Q:  Glad you agree. Because with a pay-per-download service like iTMS, the more customers spend, the less likely they are to switch to another service. Sure, Apple lets you burn your iTMS downloads to regular audio CDs, which you can then re-encode as unprotected files. And there are projects such as Hymn, which attempt to strip the DRM protection from your iTMS downloads. But so while “lock-in” is too strong a word to describe Apple’s iTMS strategy, there are certainly a few barriers to overcome if you want to switch to another music platform and take the music you bought from iTMS with you. Whereas with subscription services, there’s very little barrier to switching from one service to another. In short, a popular pay-per-download service seems like a better long-term business than a popular subscription service, right?

A:  YES.

Q:  Unless you can offer something unique with your subscription service, like, say, the ability to work with iPods. Which, of course, Napster can’t do. And that’s pretty much the nut of it — so long as the iPod continues to dominate the digital player market, the iTunes Music Store is going to dominate the downloadable music market. It’s an advantageous loop (for Apple): the popularity of the iPod and iTunes has led to the success of the iTunes Music Store; and the more songs people purchase from iTMS, the more likely they are to stick with the iPod and iTunes. There’s nothing that a company like Napster can do that Apple can’t match, and there’s little Napster can offer to appeal to the customers Apple already has. It must be frustrating.

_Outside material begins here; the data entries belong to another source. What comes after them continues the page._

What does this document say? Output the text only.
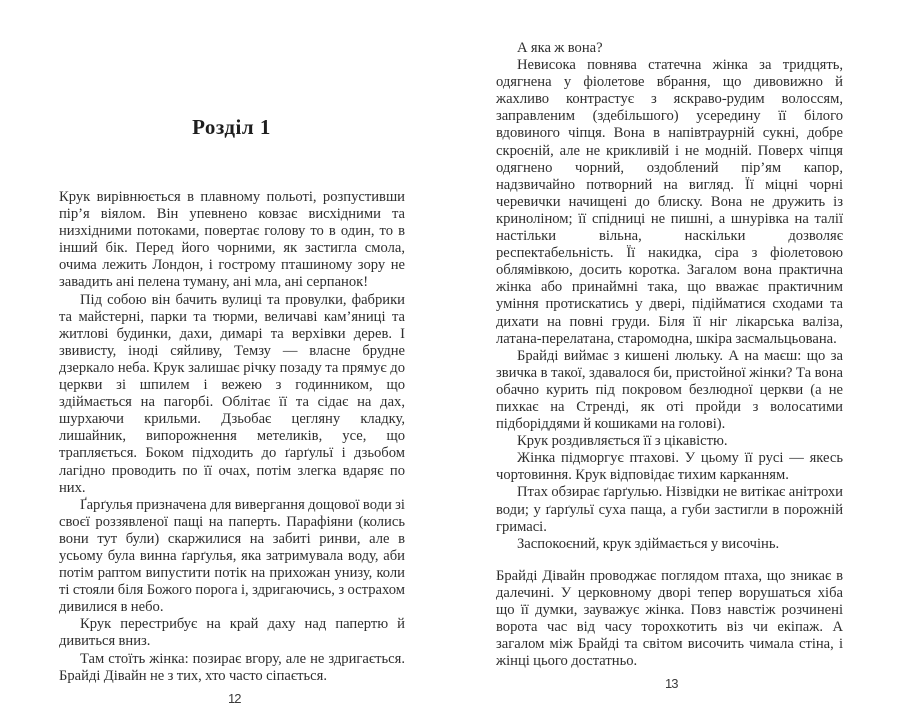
Розділ 1

Крук вирівнюється в плавному польоті, розпустивши пір’я віялом. Він упевнено ковзає висхідними та низхідними потоками, повертає голову то в один, то в інший бік. Перед його чорними, як застигла смола, очима лежить Лондон, і гострому пташиному зору не завадить ані пелена туману, ані мла, ані серпанок!

Під собою він бачить вулиці та провулки, фабрики та майстерні, парки та тюрми, величаві кам’яниці та житлові будинки, дахи, димарі та верхівки дерев. І звивисту, іноді сяйливу, Темзу — власне брудне дзеркало неба. Крук залишає річку позаду та прямує до церкви зі шпилем і вежею з годинником, що здіймається на пагорбі. Облітає її та сідає на дах, шурхаючи крильми. Дзьобає цегляну кладку, лишайник, випорожнення метеликів, усе, що трапляється. Боком підходить до ґарґульї і дзьобом лагідно проводить по її очах, потім злегка вдаряє по них.

Ґарґулья призначена для вивергання дощової води зі своєї роззявленої пащі на паперть. Парафіяни (колись вони тут були) скаржилися на забиті ринви, але в усьому була винна ґарґулья, яка затримувала воду, аби потім раптом випустити потік на прихожан унизу, коли ті стояли біля Божого порога і, здригаючись, з острахом дивилися в небо.

Крук перестрибує на край даху над папертю й дивиться вниз.

Там стоїть жінка: позирає вгору, але не здригається. Брайді Дівайн не з тих, хто часто сіпається.

12

А яка ж вона?

Невисока повнява статечна жінка за тридцять, одягнена у фіолетове вбрання, що дивовижно й жахливо контрастує з яскраво-рудим волоссям, заправленим (здебільшого) усередину її білого вдовиного чіпця. Вона в напівтраурній сукні, добре скроєній, але не крикливій і не модній. Поверх чіпця одягнено чорний, оздоблений пір’ям капор, надзвичайно потворний на вигляд. Її міцні чорні черевички начищені до блиску. Вона не дружить із криноліном; її спідниці не пишні, а шнурівка на талії настільки вільна, наскільки дозволяє респектабельність. Її накидка, сіра з фіолетовою облямівкою, досить коротка. Загалом вона практична жінка або принаймні така, що вважає практичним уміння протискатись у двері, підійматися сходами та дихати на повні груди. Біля її ніг лікарська валіза, латана-перелатана, старомодна, шкіра засмальцьована.

Брайді виймає з кишені люльку. А на маєш: що за звичка в такої, здавалося би, пристойної жінки? Та вона обачно курить під покровом безлюдної церкви (а не пихкає на Стренді, як оті пройди з волосатими підборіддями й кошиками на голові).

Крук роздивляється її з цікавістю.

Жінка підморгує птахові. У цьому її русі — якесь чортовиння. Крук відповідає тихим карканням.

Птах обзирає ґарґулью. Нізвідки не витікає анітрохи води; у ґарґульї суха паща, а губи застигли в порожній гримасі.

Заспокоєний, крук здіймається у височінь.

Брайді Дівайн проводжає поглядом птаха, що зникає в далечині. У церковному дворі тепер ворушаться хіба що її думки, зауважує жінка. Повз навстіж розчинені ворота час від часу торохкотить віз чи екіпаж. А загалом між Брайді та світом височить чимала стіна, і жінці цього достатньо.

13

Q:  So Napster’s move toward emphasizing their subscription model, even though they also offer pay-per-download (which even subscribers still have to use to burn their Napster downloads to audio CDs), is an indication that they’ve pretty much given up on competing with Apple for the pay-per-download market.


Q:  Before I let you go, one last question on a different topic. The mainstream media coverage of the Mac Mini frequently emphasizes that security issues — spyware, malware, adware, etc. — are leading Windows users to consider switching to the Mac. It’s little wonder why Windows users are frustrated — even their email clients are infected by viruses. Any thoughts on this?